Let's show how to do this to edit the state at a particular point in time. Let's update the state to change the input to the tool
# Let's now get the last message in the state
# This is the one with the tool calls that we want to update
last_message = to_replay.values["messages"][-1]
# Let's now update the args for that tool call
last_message.tool_calls[0]["args"] = {"query": "current weather in SF"}
branch_config = app.update_state(
to_replay.config,
{"messages": [last_message]},
)
We can then invoke with this new branch_config
to resume running from here with changed state. We can see from the log that the tool was called with different input.
for event in app.stream(None, branch_config):
for v in event.values():
print(v)
{'messages': [ToolMessage(content='["It\'s sunny in San Francisco, but you better look out if you\'re a Gemini \\ud83d\\ude08."]', name='search', tool_call_id='toolu_01Bpq6yiKqk9moPuGYKdLr8r')]} {'messages': [AIMessage(content="Based on the search results, I can provide you with information about the current weather in San Francisco (SF):\n\nThe weather in San Francisco is currently sunny. This means it's a clear day with plenty of sunshine, which is great for outdoor activities or simply enjoying the city's beautiful views.\n\nIt's worth noting that San Francisco's weather can be quite variable, even within the city itself, due to its unique geography and microclimates. While it's sunny now, it's always a good idea to be prepared for potential changes, as the city is known for its foggy conditions, especially in certain areas and during specific times of the day.\n\nThe search result also includes a playful reference to astrology, mentioning Geminis. However, this is likely just a humorous addition and not related to the actual weather conditions.\n\nIs there any specific information about the weather in San Francisco that you'd like to know more about, such as temperature, wind conditions, or forecast for the coming days?", response_metadata={'id': 'msg_01AoFmmzZxbMLuu3npVXJKG7', 'model': 'claude-3-5-sonnet-20240620', 'stop_reason': 'end_turn', 'stop_sequence': None, 'usage': {'input_tokens': 486, 'output_tokens': 211}}, id='run-ccb9e786-c23e-4017-bf29-8405f17cec9f-0', usage_metadata={'input_tokens': 486, 'output_tokens': 211, 'total_tokens': 697})]}
Alternatively, we could update the state to not even call a tool!
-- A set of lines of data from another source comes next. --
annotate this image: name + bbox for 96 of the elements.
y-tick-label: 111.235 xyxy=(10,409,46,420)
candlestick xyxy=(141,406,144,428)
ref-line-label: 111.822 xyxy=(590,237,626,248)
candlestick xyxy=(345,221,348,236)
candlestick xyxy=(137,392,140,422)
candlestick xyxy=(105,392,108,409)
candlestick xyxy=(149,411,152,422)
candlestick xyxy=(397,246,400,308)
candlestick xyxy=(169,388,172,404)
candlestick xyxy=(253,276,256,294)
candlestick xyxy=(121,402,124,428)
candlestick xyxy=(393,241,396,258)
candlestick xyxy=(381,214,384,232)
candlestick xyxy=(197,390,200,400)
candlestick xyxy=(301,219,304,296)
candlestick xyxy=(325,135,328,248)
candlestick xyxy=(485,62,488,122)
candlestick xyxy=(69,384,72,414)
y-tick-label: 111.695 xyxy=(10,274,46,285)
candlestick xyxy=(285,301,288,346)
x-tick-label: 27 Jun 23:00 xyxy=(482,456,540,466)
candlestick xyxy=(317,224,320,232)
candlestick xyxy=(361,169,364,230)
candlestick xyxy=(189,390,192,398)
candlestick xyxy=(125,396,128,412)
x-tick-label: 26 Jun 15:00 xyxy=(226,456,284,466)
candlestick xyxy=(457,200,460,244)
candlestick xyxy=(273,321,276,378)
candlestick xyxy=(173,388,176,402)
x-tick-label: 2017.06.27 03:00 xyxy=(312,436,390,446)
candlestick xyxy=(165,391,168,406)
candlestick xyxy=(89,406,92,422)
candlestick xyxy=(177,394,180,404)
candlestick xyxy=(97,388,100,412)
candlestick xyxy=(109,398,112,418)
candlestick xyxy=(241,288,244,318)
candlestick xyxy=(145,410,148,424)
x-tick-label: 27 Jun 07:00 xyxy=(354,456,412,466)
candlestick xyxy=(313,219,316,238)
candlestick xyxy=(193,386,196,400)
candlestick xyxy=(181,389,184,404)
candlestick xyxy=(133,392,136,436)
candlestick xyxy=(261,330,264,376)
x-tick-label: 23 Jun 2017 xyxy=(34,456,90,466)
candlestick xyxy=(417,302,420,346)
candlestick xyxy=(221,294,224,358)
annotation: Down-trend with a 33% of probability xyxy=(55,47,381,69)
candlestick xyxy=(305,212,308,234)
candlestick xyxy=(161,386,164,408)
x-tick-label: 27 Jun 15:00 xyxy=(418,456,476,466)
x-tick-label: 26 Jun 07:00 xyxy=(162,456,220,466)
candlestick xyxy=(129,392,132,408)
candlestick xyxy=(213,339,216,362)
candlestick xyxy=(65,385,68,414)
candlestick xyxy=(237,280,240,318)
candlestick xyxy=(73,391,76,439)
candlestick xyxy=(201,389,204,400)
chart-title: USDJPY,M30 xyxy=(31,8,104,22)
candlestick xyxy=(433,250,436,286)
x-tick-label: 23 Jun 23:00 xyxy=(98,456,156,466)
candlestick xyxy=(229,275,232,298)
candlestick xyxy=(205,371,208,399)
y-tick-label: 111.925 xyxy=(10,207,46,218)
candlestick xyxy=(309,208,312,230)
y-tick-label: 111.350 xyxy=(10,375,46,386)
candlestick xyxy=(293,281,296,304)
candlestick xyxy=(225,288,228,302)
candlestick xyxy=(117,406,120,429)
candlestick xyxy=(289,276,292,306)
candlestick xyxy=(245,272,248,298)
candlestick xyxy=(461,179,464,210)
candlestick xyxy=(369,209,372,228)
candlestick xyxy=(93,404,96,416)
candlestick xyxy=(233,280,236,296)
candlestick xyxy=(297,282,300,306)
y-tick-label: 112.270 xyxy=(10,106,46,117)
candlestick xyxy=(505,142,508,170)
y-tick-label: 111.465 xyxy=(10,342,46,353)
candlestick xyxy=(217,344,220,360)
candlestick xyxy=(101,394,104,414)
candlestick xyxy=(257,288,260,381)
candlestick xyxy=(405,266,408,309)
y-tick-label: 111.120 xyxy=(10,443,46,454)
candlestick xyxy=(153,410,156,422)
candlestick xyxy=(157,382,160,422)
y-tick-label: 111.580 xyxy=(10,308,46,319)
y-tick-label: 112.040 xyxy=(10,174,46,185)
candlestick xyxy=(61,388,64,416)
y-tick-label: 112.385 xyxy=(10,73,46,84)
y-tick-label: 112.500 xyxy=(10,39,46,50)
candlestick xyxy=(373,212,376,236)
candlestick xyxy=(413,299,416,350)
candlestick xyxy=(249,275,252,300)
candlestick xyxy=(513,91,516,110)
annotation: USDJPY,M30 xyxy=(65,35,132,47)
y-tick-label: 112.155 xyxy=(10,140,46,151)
from langchain_core.messages import AIMessage
# Let's now get the last message in the state
# This is the one with the tool calls that we want to update
last_message = to_replay.values["messages"][-1]
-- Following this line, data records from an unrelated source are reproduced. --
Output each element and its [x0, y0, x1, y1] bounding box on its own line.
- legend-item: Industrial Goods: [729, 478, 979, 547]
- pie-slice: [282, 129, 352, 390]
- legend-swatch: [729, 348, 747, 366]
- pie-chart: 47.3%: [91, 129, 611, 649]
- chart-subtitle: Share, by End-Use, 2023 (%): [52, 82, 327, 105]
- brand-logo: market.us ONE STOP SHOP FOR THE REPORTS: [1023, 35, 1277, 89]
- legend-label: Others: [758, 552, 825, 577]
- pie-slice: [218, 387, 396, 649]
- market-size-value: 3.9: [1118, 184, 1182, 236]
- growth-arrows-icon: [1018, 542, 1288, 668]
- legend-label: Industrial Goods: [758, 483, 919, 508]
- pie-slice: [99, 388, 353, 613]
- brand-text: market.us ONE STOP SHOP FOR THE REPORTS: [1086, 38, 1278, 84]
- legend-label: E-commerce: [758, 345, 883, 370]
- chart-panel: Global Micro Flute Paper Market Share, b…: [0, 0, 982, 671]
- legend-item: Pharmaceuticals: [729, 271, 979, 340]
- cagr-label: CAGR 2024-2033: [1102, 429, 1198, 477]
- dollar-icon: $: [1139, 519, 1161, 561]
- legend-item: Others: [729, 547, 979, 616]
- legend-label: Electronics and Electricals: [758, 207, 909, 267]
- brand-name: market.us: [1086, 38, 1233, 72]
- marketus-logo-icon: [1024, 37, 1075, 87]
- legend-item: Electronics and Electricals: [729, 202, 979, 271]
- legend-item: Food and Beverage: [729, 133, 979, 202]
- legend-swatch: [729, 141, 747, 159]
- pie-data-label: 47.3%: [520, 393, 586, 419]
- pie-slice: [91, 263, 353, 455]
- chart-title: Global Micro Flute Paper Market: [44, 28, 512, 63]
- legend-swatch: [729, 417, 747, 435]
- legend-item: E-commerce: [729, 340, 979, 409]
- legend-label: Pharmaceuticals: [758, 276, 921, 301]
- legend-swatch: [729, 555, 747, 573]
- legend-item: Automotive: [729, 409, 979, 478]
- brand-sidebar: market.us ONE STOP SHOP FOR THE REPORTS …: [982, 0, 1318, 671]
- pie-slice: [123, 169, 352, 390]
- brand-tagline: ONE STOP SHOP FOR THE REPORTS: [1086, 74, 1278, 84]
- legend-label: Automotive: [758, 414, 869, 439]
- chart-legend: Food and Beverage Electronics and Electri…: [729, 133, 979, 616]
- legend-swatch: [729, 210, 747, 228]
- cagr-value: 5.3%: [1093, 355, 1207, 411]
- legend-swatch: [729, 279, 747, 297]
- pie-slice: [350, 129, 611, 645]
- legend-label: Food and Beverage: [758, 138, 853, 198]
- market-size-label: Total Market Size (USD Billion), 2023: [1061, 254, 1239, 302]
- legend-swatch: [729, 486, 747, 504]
# Let's now get the ID for the last message, and create a new message with that ID.
new_message = AIMessage(content="its warm!", id=last_message.id)
branch_config = app.update_state(
to_replay.config,
{"messages": [new_message]},
)
branch_state = app.get_state(branch_config)
branch_state.values
{'messages': [HumanMessage(content='Use the search tool to look up the weather in SF', id='9558b3e7-fa30-4e8b-9587-d58ae3491577'), AIMessage(content='its warm!', id='run-cfef25ca-d1be-4e79-8798-3bb9a7002287-0')]}
branch_state.next
()
You can see the snapshot was updated and now correctly reflects that there is no next step.